Выбрать главу

Прямо над головой загорелась и повисла ракета, и в ее томительном, нестерпимо белом свете возникла фигура командира с поднятым вверх пистолетом. Гена спрыгнул на землю, бросился к нему и остановился, увидев близко его напряженное, сжавшееся, как от внутренней боли, лицо. Гена замер, но командир сам схватил его за шею, прижал к себе, потом оттолкнул и побежал туда, куда бежали все, — к летному полю, где было свободно, где хватит места для всех.

Никто не отдавал никаких команд в эту ночь, но все делали одно и то же, повинуясь тому чувству, которое владело каждым в отдельности и всеми вместе. И Гена бежал за своим командиром и что-то кричал, уже забыв, что минуту назад испугался его лица, на котором проступила боль. Она появилась и исчезла, как воспоминание. Она и была воспоминанием, вспыхнувшим так остро потому, что в этот час рядом с Борисом должен был быть Димка. Не Гена, а Димка. Но боль появилась и отступила — радость была больше, сильнее боли. И Борис прижал к себе Гену и потом побежал туда, куда бежали вое.

Боль у каждого была своя, а радость — общая и торжество — общее.

…Пройдет много лет, и многое забудется, а эта ночь у всех, кто был там, останется в памяти до конца дней. В разные моменты жизни, когда хорошо и когда плохо, в минуты удач и в минуты горечи, обид, нежданно, неведомыми путями придет это воспоминание.

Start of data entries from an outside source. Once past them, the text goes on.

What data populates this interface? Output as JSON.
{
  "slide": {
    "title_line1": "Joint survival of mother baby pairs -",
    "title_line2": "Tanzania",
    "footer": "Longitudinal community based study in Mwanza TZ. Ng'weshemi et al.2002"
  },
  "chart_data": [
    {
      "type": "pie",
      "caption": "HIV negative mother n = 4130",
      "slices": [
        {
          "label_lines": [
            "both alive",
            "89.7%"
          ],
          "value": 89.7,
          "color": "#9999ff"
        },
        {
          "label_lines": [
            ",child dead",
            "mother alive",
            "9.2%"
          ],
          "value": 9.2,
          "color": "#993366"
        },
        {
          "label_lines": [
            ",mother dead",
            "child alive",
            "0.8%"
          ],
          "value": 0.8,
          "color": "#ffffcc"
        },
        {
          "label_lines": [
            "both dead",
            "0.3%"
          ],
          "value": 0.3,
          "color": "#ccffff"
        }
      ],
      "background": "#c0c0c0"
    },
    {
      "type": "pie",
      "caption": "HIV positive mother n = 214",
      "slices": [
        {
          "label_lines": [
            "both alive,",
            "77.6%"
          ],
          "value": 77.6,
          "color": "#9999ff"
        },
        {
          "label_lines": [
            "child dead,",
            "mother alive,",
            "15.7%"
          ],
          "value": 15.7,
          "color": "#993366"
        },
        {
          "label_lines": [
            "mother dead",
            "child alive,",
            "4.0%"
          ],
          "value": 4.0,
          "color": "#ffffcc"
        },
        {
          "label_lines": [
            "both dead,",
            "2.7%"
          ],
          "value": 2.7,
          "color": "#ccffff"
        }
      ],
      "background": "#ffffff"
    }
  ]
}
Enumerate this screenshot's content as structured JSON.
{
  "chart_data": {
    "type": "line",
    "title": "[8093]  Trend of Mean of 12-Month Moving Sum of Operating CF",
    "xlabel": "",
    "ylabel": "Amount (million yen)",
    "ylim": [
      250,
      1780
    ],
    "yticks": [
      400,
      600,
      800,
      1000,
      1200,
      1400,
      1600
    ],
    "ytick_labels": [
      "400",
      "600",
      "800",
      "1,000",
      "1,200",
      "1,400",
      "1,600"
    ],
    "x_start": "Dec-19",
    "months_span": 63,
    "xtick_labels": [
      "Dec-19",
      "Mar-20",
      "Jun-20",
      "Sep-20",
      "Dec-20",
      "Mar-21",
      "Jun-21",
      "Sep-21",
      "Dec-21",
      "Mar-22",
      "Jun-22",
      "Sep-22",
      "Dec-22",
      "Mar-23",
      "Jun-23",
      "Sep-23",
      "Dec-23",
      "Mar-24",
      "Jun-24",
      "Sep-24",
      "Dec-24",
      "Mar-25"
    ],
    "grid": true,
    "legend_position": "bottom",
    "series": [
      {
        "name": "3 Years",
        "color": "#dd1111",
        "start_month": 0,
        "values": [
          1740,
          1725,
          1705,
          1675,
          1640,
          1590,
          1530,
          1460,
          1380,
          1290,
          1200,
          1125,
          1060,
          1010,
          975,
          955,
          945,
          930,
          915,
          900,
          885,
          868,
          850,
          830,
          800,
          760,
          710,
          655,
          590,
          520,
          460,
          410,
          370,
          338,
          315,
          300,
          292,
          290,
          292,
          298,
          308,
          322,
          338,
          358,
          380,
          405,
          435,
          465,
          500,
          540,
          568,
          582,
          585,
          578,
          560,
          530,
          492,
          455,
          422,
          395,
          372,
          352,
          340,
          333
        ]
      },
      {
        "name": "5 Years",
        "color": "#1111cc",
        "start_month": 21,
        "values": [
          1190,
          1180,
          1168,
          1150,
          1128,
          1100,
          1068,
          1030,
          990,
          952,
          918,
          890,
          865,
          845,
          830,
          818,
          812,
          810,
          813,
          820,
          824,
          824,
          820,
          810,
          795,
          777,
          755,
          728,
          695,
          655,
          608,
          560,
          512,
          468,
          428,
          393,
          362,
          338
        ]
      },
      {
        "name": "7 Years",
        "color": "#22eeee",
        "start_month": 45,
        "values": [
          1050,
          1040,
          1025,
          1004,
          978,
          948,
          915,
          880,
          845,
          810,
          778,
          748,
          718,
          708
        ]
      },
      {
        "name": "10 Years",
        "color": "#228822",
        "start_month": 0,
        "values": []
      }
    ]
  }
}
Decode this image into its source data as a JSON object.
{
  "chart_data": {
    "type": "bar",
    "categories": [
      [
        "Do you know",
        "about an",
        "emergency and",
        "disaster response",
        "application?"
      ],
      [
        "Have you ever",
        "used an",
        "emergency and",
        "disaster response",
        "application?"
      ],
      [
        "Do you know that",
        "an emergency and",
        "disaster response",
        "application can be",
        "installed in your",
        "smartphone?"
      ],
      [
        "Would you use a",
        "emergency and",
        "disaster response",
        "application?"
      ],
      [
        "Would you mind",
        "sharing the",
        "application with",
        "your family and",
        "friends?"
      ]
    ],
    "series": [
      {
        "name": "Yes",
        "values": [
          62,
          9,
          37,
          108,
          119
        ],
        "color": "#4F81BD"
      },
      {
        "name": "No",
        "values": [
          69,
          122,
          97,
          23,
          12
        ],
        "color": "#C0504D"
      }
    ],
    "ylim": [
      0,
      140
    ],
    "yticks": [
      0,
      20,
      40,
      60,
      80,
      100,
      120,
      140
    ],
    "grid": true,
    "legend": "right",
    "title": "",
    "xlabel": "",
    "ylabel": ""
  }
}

И каждый увидит свое и себя тогдашнего, молодого, счастливого, — и как негаснущая зарница вспыхнет живой отблеск того чувства, которое владело всеми вместе.

Глава шестая

Четыре дня, прошедшие после победной ночи, слились как бы в один долгий, шумный, разноголосый день с короткими провалами сна, поднимающимися, спадающими и снова накатывающими волнами праздника.

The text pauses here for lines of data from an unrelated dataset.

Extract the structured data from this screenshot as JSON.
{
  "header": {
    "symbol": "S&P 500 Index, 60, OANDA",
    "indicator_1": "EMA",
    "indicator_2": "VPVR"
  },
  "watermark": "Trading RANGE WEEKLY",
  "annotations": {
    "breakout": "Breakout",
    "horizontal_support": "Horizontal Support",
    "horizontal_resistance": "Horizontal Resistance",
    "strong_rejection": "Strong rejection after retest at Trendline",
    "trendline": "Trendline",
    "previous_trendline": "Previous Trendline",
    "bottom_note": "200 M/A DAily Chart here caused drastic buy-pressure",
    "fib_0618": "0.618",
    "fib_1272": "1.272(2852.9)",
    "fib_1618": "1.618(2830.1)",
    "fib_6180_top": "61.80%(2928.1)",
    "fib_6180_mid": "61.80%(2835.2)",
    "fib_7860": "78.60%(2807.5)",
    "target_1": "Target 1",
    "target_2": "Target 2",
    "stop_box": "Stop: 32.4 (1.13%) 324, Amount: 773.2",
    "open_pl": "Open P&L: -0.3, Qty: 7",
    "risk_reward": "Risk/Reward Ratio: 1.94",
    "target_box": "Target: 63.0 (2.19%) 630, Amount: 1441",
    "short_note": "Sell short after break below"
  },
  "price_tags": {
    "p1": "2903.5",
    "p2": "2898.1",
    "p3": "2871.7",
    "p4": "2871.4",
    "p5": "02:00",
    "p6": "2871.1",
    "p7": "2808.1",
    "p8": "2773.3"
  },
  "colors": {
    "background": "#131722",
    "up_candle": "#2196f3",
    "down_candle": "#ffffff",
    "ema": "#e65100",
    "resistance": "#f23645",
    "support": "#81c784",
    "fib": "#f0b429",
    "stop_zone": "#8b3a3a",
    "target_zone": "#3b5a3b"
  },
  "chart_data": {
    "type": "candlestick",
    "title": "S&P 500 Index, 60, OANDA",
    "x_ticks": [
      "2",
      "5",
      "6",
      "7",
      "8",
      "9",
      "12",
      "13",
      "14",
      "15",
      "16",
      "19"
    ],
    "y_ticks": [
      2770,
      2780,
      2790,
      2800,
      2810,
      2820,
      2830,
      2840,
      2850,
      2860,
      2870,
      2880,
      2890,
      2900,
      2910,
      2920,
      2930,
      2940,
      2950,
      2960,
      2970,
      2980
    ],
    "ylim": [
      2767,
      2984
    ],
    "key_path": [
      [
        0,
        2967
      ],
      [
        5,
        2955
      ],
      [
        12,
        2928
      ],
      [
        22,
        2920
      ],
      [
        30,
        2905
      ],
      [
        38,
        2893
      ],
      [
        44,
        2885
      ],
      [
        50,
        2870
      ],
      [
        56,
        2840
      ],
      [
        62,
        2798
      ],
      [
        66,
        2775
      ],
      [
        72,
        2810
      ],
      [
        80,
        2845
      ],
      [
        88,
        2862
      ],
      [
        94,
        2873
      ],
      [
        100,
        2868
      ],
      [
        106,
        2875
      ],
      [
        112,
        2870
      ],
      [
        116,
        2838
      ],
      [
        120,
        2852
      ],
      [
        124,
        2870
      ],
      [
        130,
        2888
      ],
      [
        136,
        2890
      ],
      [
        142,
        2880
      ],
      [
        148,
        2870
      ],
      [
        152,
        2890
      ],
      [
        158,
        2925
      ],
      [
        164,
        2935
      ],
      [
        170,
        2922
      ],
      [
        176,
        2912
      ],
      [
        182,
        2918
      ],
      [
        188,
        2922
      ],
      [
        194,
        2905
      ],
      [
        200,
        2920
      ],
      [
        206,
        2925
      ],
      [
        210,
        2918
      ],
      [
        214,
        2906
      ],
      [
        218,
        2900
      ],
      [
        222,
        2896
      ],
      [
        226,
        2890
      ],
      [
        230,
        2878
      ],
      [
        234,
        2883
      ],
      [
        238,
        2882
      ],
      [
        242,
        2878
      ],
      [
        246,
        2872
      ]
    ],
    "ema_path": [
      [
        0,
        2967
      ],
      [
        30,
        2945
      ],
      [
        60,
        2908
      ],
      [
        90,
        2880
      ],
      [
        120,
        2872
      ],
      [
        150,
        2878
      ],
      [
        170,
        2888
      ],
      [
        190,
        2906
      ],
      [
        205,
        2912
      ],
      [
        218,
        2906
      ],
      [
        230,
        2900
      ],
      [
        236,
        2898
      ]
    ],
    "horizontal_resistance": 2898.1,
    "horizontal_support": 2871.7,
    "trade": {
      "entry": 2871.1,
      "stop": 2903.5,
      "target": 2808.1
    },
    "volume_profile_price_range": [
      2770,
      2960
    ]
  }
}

Бориса, как и всех в полку, поднимали эти волны и держали на своем гребне. И так же, как и все другие, за эти четыре дня он сумел лишь написать письма — коротенькое домой, к матери, еще одно к Анне и рапорт с просьбой предоставить ему отпуск на двое суток, который был вроде продолжения письма к Анне. По его подсчетам, еще вчера при всех обстоятельствах рапорт должен был попасть к командиру полка и, следовательно, сегодня все должно решиться.

Выйдя после завтрака на крыльцо покурить, Борис все посматривал в сторону штаба, откуда должен был явиться посыльный. Впрочем, могло обойтись и без посыльного: если приказ есть, Алексей или адъютант эскадрильи передадут его сами. Еще и поплясать заставят. Посыльный не шел, и Борис решил сам разузнать, как там обстоят дела. Он спустился с крыльца и двинулся по направлению к штабу, но как раз в этот самый момент из-за ограды показался посыльный, веснушчатый и нескладный из-за непомерно высокого роста младший сержант, кажется, из второй эскадрильи.

— К командиру? — спросил Борис, прервав обращение посыльного.

— Точно! — ответил слегка удивленный такой осведомленностью младший сержант.

— Спасибо, младший сержант. Удружил. — Борис на радостях хлопнул его по плечу. — Ну, а сам-то он как, ничего?

— Кто? — не понял посыльный.

— Кто-кто. Командир, конечно, а не чужой дядя… Как настроение, самочувствие?

Младший сержант ухмыльнулся:

— Настроение бодрое, идем…

— Ясно, — прервал его Борис.

— А вообще-то смеется…

— Что?

— Смеется, говорю, наш командир, — повторил посыльный, — так что давайте топайте, товарищ старший лейтенант, прямо к нему: так, мол, и так, явился не запылился по вашему приказанию…

Командир и вправду смеялся, когда Борис вошел к нему. Он сидел за письменным столом, чуть наклонясь вперед, и смеялся тому, что говорил ему замполит, расхаживавший по комнате.

Яркое утреннее солнце косо било в высокое окно, и вся фигура командира и половина стола были залиты оранжево-золотистым светом. Черт возьми — как здорово было видеть смеющееся лицо командира, и бьющее в окно весеннее солнце, и пылинки, плавающие в его оранжевых лучах, и замполита — комиссара, как они его называли, — жестами подкрепляющего свой веселый рассказ! Все это было продолжением праздника, днем пятым после победы, после конца войны, и жизнь, не военная, а другая, еще неведомая, но прекрасная жизнь только начинала открываться, как открывается земля и раздвигаются ее горизонты, когда самолет забирает высоту. Сейчас Борис понял, что хотел сказать посыльный: не важно, чему или из-за чего смеялся командир, — он вообще смеялся! И Борис подумал, что и у него, у них с Анной, все будет хорошо, потому что не может не быть хорошо, еще только пятый день как кончилась война и впереди много, много таких дней.